In summary, our new results show that behavioural variability in the form of complex scale-free intermittent movement patterns can be a template for animal motions under limited external cues. We have illustrated that even the simplest of scenarios can result in complex intermittent scale-free movement patterns in a diverse range of taxa. This suggests that the use of Lévy flights as models of animal movement patterns extends beyond random searching movements made in the absence of cues related to target location, and includes random movements more generally. It is conceivable that this template persists, at least in part, in the presence of environmental ‘micro-cues’ that trigger behavioural responses, as exemplified perhaps by the behaviours of T-cells, and rodents in structured environments [21,22,44,45]. This is not unwarranted given that a universal scale-free law underlies daily human activity and that Lévy flights accurately describe human mobility [1,5-7]. The key to understanding these movement patterns evidently lies in identifying the underlying mechanism. Several candidate mechanisms (and potential drivers) were identified, but on balance, the evidence seems to favour the ‘noise in the decision to movement/pause pathway’ mechanism.

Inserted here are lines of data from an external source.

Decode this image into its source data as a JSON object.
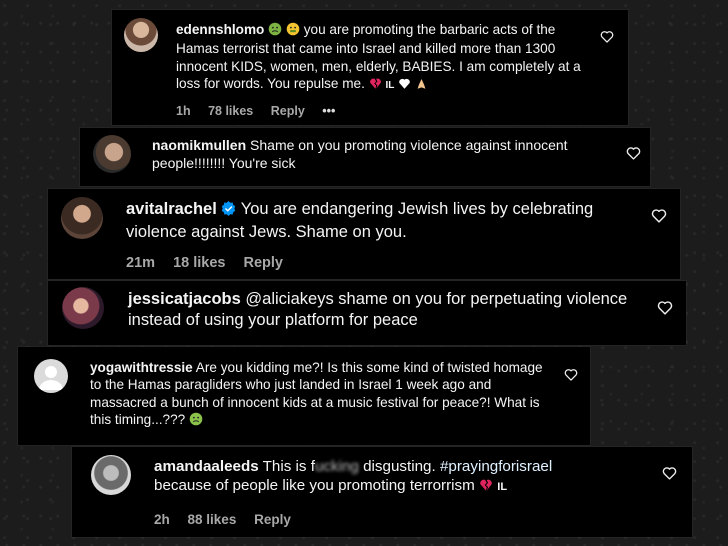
{
  "comments": [
    {
      "username": "edennshlomo",
      "text": "you are promoting the barbaric acts of the Hamas terrorist that came into Israel and killed more than 1300 innocent KIDS, women, men, elderly, BABIES. I am completely at a loss for words. You repulse me.",
      "flag": "IL",
      "time": "1h",
      "likes": "78 likes",
      "reply": "Reply",
      "more": "•••"
    },
    {
      "username": "naomikmullen",
      "text": "Shame on you promoting violence against innocent people!!!!!!!! You're sick"
    },
    {
      "username": "avitalrachel",
      "text": "You are endangering Jewish lives by celebrating violence against Jews. Shame on you.",
      "time": "21m",
      "likes": "18 likes",
      "reply": "Reply"
    },
    {
      "username": "jessicatjacobs",
      "mention": "@aliciakeys",
      "text": "shame on you for perpetuating violence instead of using your platform for peace"
    },
    {
      "username": "yogawithtressie",
      "text": "Are you kidding me?! Is this some kind of twisted homage to the Hamas paragliders who just landed in Israel 1 week ago and massacred a bunch of innocent kids at a music festival for peace?! What is this timing...???"
    },
    {
      "username": "amandaaleeds",
      "text_before": "This is f",
      "text_blurred": "ucking",
      "text_after": "disgusting.",
      "hashtag": "#prayingforisrael",
      "text_line2": "because of people like you promoting terrorrism",
      "flag": "IL",
      "time": "2h",
      "likes": "88 likes",
      "reply": "Reply"
    }
  ],
  "icons": {
    "heart": "heart-outline-icon",
    "verified": "verified-badge-icon",
    "nauseated": "nauseated-face-emoji",
    "broken_heart": "broken-heart-emoji",
    "white_heart": "white-heart-emoji",
    "praying": "folded-hands-emoji"
  },
  "colors": {
    "card_bg": "#000000",
    "text": "#f5f5f5",
    "meta": "#a8a8a8",
    "verified": "#0095f6",
    "hashtag": "#e0f1ff",
    "broken_heart": "#e0245e"
  }
}
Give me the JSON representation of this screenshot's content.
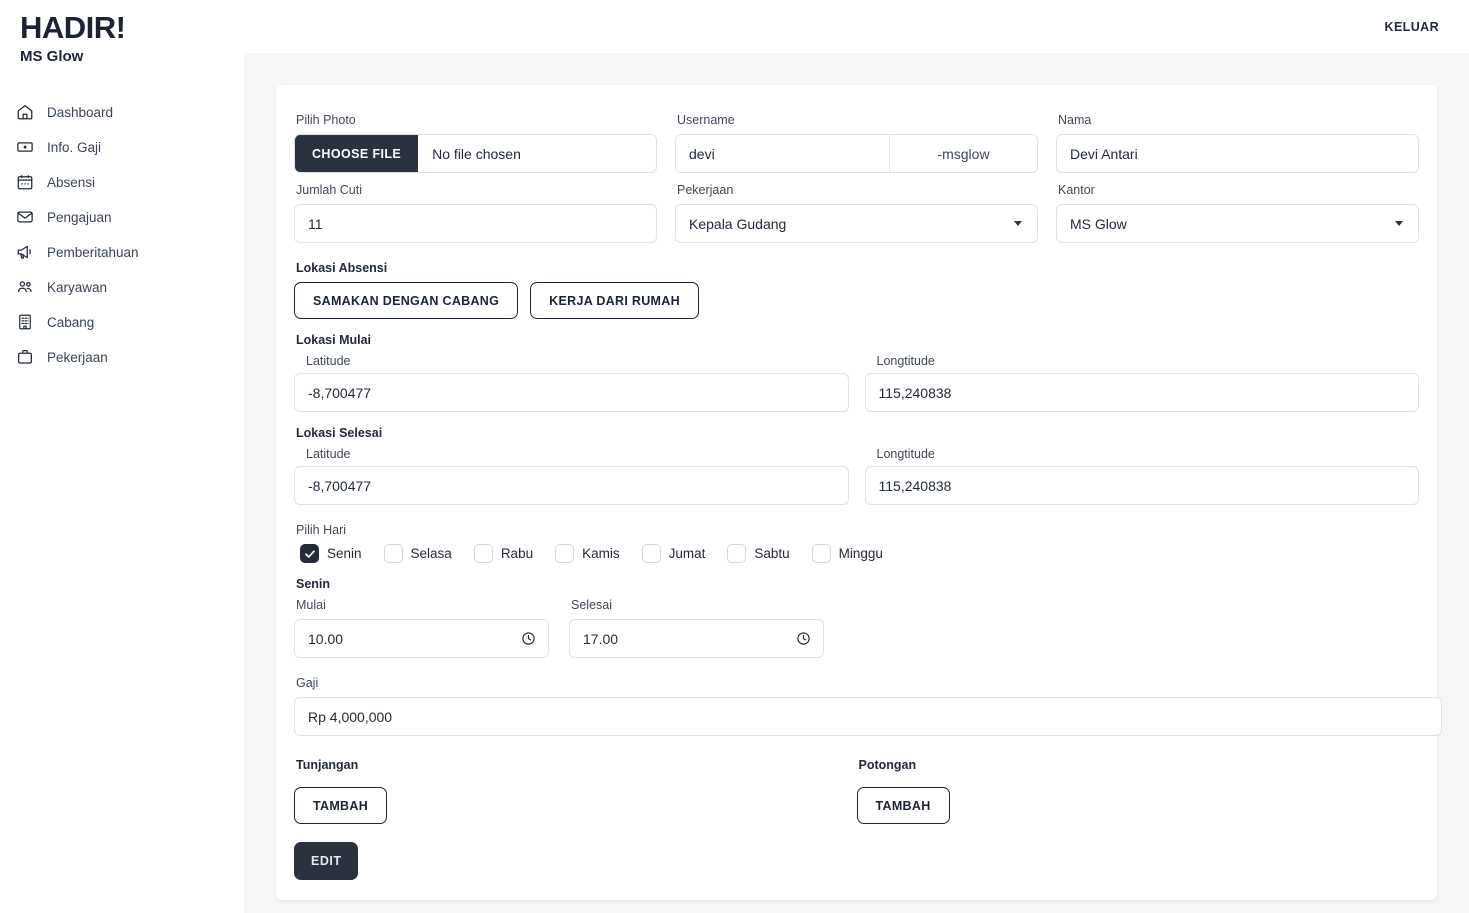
{
  "brand": {
    "title": "HADIR!",
    "subtitle": "MS Glow"
  },
  "topbar": {
    "logout_label": "KELUAR"
  },
  "sidebar": {
    "items": [
      {
        "label": "Dashboard",
        "icon": "home-icon"
      },
      {
        "label": "Info. Gaji",
        "icon": "banknote-icon"
      },
      {
        "label": "Absensi",
        "icon": "calendar-icon"
      },
      {
        "label": "Pengajuan",
        "icon": "envelope-icon"
      },
      {
        "label": "Pemberitahuan",
        "icon": "megaphone-icon"
      },
      {
        "label": "Karyawan",
        "icon": "users-icon"
      },
      {
        "label": "Cabang",
        "icon": "building-icon"
      },
      {
        "label": "Pekerjaan",
        "icon": "briefcase-icon"
      }
    ]
  },
  "form": {
    "photo": {
      "label": "Pilih Photo",
      "button_label": "CHOOSE FILE",
      "file_status": "No file chosen"
    },
    "username": {
      "label": "Username",
      "value": "devi",
      "suffix": "-msglow"
    },
    "nama": {
      "label": "Nama",
      "value": "Devi Antari"
    },
    "jumlah_cuti": {
      "label": "Jumlah Cuti",
      "value": "11"
    },
    "pekerjaan": {
      "label": "Pekerjaan",
      "value": "Kepala Gudang"
    },
    "kantor": {
      "label": "Kantor",
      "value": "MS Glow"
    },
    "lokasi_absensi": {
      "label": "Lokasi Absensi",
      "btn_cabang": "SAMAKAN DENGAN CABANG",
      "btn_rumah": "KERJA DARI RUMAH"
    },
    "lokasi_mulai": {
      "label": "Lokasi Mulai",
      "lat_label": "Latitude",
      "lat_value": "-8,700477",
      "lng_label": "Longtitude",
      "lng_value": "115,240838"
    },
    "lokasi_selesai": {
      "label": "Lokasi Selesai",
      "lat_label": "Latitude",
      "lat_value": "-8,700477",
      "lng_label": "Longtitude",
      "lng_value": "115,240838"
    },
    "pilih_hari": {
      "label": "Pilih Hari",
      "days": [
        {
          "label": "Senin",
          "checked": true
        },
        {
          "label": "Selasa",
          "checked": false
        },
        {
          "label": "Rabu",
          "checked": false
        },
        {
          "label": "Kamis",
          "checked": false
        },
        {
          "label": "Jumat",
          "checked": false
        },
        {
          "label": "Sabtu",
          "checked": false
        },
        {
          "label": "Minggu",
          "checked": false
        }
      ]
    },
    "schedule": {
      "day_title": "Senin",
      "mulai_label": "Mulai",
      "mulai_value": "10.00",
      "selesai_label": "Selesai",
      "selesai_value": "17.00"
    },
    "gaji": {
      "label": "Gaji",
      "value": "Rp 4,000,000"
    },
    "tunjangan": {
      "label": "Tunjangan",
      "button_label": "TAMBAH"
    },
    "potongan": {
      "label": "Potongan",
      "button_label": "TAMBAH"
    },
    "submit": {
      "label": "EDIT"
    }
  },
  "colors": {
    "dark": "#2a3240",
    "page_bg": "#f5f6f8",
    "border": "#dfe3e8"
  }
}
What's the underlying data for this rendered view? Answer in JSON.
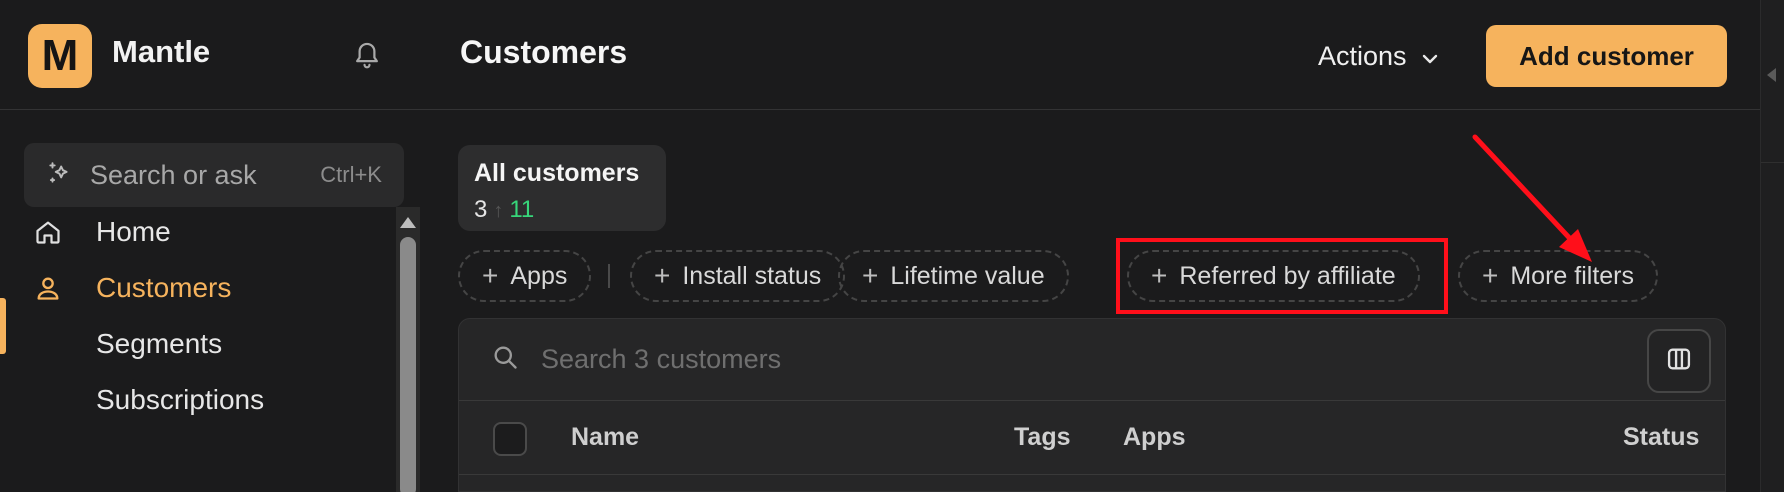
{
  "brand": {
    "logo_letter": "M",
    "name": "Mantle"
  },
  "header": {
    "title": "Customers",
    "actions_label": "Actions",
    "add_button_label": "Add customer"
  },
  "sidebar": {
    "search": {
      "label": "Search or ask",
      "shortcut": "Ctrl+K"
    },
    "items": [
      {
        "label": "Home",
        "icon": "home-icon",
        "active": false
      },
      {
        "label": "Customers",
        "icon": "user-icon",
        "active": true
      },
      {
        "label": "Segments",
        "icon": "",
        "active": false
      },
      {
        "label": "Subscriptions",
        "icon": "",
        "active": false
      }
    ]
  },
  "segment": {
    "title": "All customers",
    "count": "3",
    "trend_count": "11"
  },
  "filters": [
    {
      "label": "Apps"
    },
    {
      "label": "Install status"
    },
    {
      "label": "Lifetime value"
    },
    {
      "label": "Referred by affiliate"
    },
    {
      "label": "More filters"
    }
  ],
  "table": {
    "search_placeholder": "Search 3 customers",
    "columns": [
      "Name",
      "Tags",
      "Apps",
      "Status"
    ]
  },
  "colors": {
    "accent": "#f6b35d",
    "background": "#1b1b1c",
    "annotation": "#ff0f1a",
    "positive": "#37d67a"
  }
}
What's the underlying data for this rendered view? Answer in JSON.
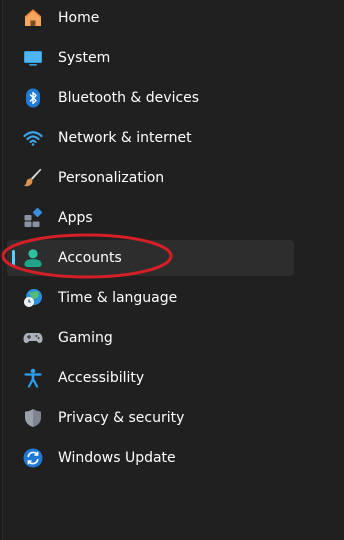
{
  "nav": {
    "items": [
      {
        "label": "Home",
        "icon": "home-icon"
      },
      {
        "label": "System",
        "icon": "system-icon"
      },
      {
        "label": "Bluetooth & devices",
        "icon": "bluetooth-icon"
      },
      {
        "label": "Network & internet",
        "icon": "wifi-icon"
      },
      {
        "label": "Personalization",
        "icon": "brush-icon"
      },
      {
        "label": "Apps",
        "icon": "apps-icon"
      },
      {
        "label": "Accounts",
        "icon": "account-icon",
        "selected": true
      },
      {
        "label": "Time & language",
        "icon": "globe-clock-icon"
      },
      {
        "label": "Gaming",
        "icon": "gamepad-icon"
      },
      {
        "label": "Accessibility",
        "icon": "accessibility-icon"
      },
      {
        "label": "Privacy & security",
        "icon": "shield-icon"
      },
      {
        "label": "Windows Update",
        "icon": "update-icon"
      }
    ]
  },
  "colors": {
    "background": "#202020",
    "selected_background": "#2d2d2d",
    "accent": "#60cdff",
    "annotation": "#d41f26"
  }
}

Finally, our new result brings about a better understanding of correlated random walks. These stochastic, scale-finite models are the dominant conceptual framework for modelling and interpreting organism movement patterns. Nonetheless, the randomness remains a ‘bugbear’ [46]. Turchin [46, p. 47] wrote ‘Of course, we do not know that animals truly move at random, like flipping coins to decide whether to turn right or left. Each individual could be a perfect automaton, rigidly reacting to environmental cues and its internal states in accordance with some set of behavioural rules. However, even if this were true, we might still choose to model behaviour of such animals stochastically, because we would not have the perfect knowledge of all the deterministic rules driving these animals. The point is that randomness [could be] a modeling convention.’ Our work suggests that scale-free randomness is innate while scale-finite movements are deterministic and result from behavioural responses to external stimuli.